Złoty na koniec tygodnia trochę słabszy. Tracił w czwartek solidarnie do wszystkich głównych walut zamykając ostatecznie sesję na poziomach: 4,32 zł do euro; 3,83 zł do dolara, 3,96 zł w stosunku do franka oraz 5,06 zł do brytyjskiego funta. Trudno doszukiwać się jednoznacznych przyczyn tej niewielkiej jednak korekty.

Na szerokim rynku nie dzieje się zbyt wiele, a kurs głównej pary EUR/USD póki, co nie wykazuje większej zmienności, poruszając się od dłuższego czasu w trendzie bocznym blisko poziomu 1,12. Oczywiście ten spokój zburzyć może rozpoczęte wczoraj sympozjum ekonomiczne w amerykańskim Jackson Hole, które niewątpliwie jest najważniejszym wydarzeniem ekonomicznym mijającego tygodnia. Jednak na kluczowe dla rynków wystąpienie przewodniczącej Rezerwy Federalnej Janet Yellen, musimy zaczekać do dzisiejszego popołudnia Do tego czasu nie powinniśmy być światkami głębszych ruchów na eurodolarze i tym samym wpływu naszego złotego.

Z pewnością naszej walucie nie pomogła wczoraj konferencja prasowa premier Szydło i ministra finansów Pawła Szałamachy, na której zaprezentowany został wstępny projekt budżetu na rok 2017. Powodem do niepokoju może tu być groźba przekroczenia progu deficytu sektora finansów publicznych powyżej 3 proc. i ponownego objęcia Polski procedurą nadmiernego deficytu. Minister Szałamacha przyznał również, co na znaczenie w powyższym kontekście, że rządowy program "500+" będzie nieco droższy dla budżetu niż zakładano., a różnica może oscylować wokół 0,5 mld zł.

Nadto agencja ratingowa Moody's we wczoraj opublikowanym komunikacie ostrzegła, że eskalacja konfliktu wokół Trybunału Konstytucyjnego może szkodzić klimatowi inwestycyjnemu nad Wisłą oraz wpłynąć na zmianę ratingu.

W trakcie dzisiejszej sesji mało jest znaczących publikacji makroekonomicznych, mogących mieć znaczący wpływ na rynek walutowy, zarówno ten lokalny, jak i szeroki. Rynki, jak wspomniałem oczekują na rozpoczynające się o godz. 16: 00 naszego czasu przemówienie Janet Yellen, którego wydźwięk będzie z pewnością jednym z głównych czynników kształtujących wycenę również naszej waluty w trakcie najbliższych sesji.
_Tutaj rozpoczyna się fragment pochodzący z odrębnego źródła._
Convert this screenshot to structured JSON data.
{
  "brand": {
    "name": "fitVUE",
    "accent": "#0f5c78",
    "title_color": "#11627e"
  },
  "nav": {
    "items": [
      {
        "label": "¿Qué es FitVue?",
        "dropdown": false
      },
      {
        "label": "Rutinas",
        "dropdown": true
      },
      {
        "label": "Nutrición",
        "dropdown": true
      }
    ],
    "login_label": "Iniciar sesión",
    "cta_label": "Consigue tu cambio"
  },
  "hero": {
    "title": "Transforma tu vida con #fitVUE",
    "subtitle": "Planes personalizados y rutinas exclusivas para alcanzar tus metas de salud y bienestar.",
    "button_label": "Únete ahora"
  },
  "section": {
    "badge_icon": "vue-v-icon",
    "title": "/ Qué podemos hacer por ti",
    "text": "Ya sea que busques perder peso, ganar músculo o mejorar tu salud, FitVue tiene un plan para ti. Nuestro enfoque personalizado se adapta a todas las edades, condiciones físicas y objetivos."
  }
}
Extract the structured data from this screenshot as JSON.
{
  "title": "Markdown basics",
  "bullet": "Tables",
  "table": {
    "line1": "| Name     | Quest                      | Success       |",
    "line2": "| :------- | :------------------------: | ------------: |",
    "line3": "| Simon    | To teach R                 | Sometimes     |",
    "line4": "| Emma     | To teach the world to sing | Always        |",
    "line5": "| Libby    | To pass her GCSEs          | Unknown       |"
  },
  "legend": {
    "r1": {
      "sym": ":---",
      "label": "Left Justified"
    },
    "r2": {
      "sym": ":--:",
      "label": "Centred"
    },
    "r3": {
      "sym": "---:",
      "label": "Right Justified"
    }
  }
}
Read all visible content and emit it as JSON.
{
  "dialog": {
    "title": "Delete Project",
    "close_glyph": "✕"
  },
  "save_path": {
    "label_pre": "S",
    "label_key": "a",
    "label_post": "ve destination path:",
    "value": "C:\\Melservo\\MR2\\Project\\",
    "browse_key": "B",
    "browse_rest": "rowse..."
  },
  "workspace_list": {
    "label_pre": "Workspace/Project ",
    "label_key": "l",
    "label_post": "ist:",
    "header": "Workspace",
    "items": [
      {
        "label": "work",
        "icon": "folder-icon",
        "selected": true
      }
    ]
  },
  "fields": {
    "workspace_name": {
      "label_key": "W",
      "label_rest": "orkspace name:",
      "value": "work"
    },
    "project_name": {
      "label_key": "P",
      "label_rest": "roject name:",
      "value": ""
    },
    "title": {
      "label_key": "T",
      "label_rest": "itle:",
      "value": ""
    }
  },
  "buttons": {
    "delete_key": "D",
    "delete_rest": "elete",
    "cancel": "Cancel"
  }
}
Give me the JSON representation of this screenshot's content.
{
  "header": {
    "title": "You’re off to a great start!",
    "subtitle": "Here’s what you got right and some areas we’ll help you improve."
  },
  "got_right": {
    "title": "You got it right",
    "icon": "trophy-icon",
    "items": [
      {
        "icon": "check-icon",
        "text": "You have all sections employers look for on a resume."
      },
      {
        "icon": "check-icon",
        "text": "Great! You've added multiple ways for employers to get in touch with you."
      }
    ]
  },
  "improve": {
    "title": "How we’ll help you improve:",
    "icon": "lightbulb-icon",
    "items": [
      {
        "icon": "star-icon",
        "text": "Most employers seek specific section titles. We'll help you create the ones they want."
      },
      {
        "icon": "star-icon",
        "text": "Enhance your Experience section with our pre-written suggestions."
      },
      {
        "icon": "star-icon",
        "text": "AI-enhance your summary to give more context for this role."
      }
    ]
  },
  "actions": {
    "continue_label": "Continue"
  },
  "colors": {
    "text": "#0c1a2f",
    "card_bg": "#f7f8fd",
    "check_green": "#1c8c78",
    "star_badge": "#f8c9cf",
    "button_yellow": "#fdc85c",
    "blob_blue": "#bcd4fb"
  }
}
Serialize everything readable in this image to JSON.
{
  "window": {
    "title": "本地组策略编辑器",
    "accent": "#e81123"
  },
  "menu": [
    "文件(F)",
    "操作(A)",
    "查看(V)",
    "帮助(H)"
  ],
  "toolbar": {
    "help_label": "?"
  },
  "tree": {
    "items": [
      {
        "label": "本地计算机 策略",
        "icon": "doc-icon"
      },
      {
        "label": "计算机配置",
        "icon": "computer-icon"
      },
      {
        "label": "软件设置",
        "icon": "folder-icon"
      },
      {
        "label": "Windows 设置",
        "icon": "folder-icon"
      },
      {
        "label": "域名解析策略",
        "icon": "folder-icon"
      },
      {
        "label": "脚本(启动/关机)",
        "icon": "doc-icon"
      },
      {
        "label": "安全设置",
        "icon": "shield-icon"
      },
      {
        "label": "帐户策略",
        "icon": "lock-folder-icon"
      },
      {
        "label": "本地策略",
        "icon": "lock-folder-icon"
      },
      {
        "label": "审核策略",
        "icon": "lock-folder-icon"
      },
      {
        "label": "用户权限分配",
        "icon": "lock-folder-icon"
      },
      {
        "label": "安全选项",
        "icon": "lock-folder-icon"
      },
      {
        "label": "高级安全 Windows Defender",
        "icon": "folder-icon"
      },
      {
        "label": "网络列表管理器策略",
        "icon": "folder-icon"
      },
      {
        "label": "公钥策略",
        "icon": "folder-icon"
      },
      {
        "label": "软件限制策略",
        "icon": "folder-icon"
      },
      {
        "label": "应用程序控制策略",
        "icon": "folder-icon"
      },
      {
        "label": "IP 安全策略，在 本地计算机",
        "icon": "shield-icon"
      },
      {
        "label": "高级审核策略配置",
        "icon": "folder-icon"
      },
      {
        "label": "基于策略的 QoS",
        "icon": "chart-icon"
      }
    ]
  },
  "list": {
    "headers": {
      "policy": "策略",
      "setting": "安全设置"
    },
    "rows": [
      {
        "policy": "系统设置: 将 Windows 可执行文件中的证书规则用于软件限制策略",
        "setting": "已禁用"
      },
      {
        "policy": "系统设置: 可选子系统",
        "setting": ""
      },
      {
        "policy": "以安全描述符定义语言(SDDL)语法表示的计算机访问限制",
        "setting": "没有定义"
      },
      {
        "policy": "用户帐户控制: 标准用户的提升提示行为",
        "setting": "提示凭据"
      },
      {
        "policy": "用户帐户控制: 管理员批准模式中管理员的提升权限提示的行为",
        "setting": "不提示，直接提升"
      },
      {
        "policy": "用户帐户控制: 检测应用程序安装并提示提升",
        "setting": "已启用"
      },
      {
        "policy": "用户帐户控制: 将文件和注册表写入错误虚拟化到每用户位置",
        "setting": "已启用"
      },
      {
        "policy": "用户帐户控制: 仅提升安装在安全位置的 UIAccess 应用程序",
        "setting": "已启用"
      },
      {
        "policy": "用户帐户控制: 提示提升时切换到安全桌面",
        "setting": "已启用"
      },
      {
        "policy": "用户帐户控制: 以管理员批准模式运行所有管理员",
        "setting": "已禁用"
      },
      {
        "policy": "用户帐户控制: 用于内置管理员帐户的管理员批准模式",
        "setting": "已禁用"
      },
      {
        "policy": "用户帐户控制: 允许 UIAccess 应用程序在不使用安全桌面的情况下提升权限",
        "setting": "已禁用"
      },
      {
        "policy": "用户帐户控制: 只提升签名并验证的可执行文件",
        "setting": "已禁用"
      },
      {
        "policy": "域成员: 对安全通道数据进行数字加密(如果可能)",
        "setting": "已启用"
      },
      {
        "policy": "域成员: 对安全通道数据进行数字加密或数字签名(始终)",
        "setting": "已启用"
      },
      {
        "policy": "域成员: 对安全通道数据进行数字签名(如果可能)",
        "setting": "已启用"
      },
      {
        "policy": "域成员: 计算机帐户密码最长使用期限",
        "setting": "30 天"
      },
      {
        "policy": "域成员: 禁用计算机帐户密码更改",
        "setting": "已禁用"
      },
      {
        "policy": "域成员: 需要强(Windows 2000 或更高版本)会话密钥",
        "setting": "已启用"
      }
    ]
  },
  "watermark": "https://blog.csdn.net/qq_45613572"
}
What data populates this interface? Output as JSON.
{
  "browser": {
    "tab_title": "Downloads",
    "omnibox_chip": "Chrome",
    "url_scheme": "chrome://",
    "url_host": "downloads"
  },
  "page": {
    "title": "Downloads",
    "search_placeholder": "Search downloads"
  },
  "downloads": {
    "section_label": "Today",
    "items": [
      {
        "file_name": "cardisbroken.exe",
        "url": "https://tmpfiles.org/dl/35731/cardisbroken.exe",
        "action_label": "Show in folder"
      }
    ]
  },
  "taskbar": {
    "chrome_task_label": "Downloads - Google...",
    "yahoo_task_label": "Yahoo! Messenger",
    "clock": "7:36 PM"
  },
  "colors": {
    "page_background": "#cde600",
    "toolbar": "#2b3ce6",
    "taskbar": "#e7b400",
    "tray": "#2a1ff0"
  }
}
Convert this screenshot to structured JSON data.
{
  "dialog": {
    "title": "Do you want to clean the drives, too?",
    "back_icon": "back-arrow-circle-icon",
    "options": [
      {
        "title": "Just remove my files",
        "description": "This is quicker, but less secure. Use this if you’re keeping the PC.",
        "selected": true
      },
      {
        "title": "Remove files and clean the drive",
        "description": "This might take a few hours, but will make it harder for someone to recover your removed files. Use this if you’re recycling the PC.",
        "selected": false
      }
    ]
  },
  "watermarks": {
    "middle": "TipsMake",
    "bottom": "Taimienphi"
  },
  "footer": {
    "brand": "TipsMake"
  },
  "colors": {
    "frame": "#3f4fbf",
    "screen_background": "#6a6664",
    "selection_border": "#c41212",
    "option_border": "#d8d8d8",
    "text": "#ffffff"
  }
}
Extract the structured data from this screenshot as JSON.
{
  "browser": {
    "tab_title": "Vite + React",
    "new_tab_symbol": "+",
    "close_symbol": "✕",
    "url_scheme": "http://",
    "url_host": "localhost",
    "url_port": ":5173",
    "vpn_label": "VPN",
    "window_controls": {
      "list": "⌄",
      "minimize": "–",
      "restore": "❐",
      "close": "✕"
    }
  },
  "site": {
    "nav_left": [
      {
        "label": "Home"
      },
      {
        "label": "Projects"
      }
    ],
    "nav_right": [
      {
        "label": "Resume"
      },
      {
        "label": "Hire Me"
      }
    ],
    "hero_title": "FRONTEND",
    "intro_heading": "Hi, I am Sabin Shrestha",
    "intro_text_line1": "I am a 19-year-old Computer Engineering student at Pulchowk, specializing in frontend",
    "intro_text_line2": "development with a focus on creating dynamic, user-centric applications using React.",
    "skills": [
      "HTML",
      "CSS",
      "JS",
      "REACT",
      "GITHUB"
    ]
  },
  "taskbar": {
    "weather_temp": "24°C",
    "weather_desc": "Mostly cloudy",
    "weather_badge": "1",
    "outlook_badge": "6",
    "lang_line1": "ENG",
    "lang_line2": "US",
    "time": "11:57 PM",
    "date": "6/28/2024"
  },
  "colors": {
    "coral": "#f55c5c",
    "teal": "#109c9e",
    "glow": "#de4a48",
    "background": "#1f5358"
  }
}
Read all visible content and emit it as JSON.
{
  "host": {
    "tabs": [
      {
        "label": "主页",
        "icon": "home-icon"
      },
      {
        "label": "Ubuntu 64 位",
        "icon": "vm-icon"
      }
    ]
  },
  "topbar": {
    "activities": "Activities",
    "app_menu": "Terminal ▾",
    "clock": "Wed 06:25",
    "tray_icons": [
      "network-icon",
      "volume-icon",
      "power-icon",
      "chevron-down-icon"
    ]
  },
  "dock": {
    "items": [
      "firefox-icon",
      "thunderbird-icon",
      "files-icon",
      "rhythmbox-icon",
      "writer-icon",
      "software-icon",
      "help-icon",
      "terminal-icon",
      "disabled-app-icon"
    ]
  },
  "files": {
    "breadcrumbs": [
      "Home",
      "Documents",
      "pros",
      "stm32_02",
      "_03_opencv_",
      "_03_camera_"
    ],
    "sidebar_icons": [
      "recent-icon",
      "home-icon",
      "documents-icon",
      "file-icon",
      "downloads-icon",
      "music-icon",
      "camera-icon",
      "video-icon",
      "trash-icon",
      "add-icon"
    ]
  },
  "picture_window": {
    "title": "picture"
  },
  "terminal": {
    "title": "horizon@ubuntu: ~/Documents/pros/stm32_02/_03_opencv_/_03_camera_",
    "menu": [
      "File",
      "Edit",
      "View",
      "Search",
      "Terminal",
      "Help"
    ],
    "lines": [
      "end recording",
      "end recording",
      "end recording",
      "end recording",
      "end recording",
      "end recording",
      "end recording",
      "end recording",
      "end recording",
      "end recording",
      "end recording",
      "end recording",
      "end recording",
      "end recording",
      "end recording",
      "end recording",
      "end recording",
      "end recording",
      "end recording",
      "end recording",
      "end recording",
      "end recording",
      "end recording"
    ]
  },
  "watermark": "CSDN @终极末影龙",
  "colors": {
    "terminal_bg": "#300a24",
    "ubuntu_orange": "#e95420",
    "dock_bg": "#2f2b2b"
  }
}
Mimo, iż szanse na podwyżkę stóp przed końcem roku są niewielkie, oczekuje się umiarkowanie jastrzębiej wypowiedzi szefowej FED. To zaś powinno wzmocnić dolara a także spowodować osłabienie aktywów z koszyka rynków wschodzących, w tym naszej złotówki. Kurs EUR/PLN może w tej sytuacji wzrosnąć do 4,35 a USD/PLN do3,86.

Póki co, piątkowa, przedpołudniowa sesja na naszym rynku przebiega spokojnie. Za euro trzeba zapłacić nieco powyżej 4,32 zł; za dolara 3,83 zł; za franka odpowiednio 3,97 zł a za funta 5,06 zł.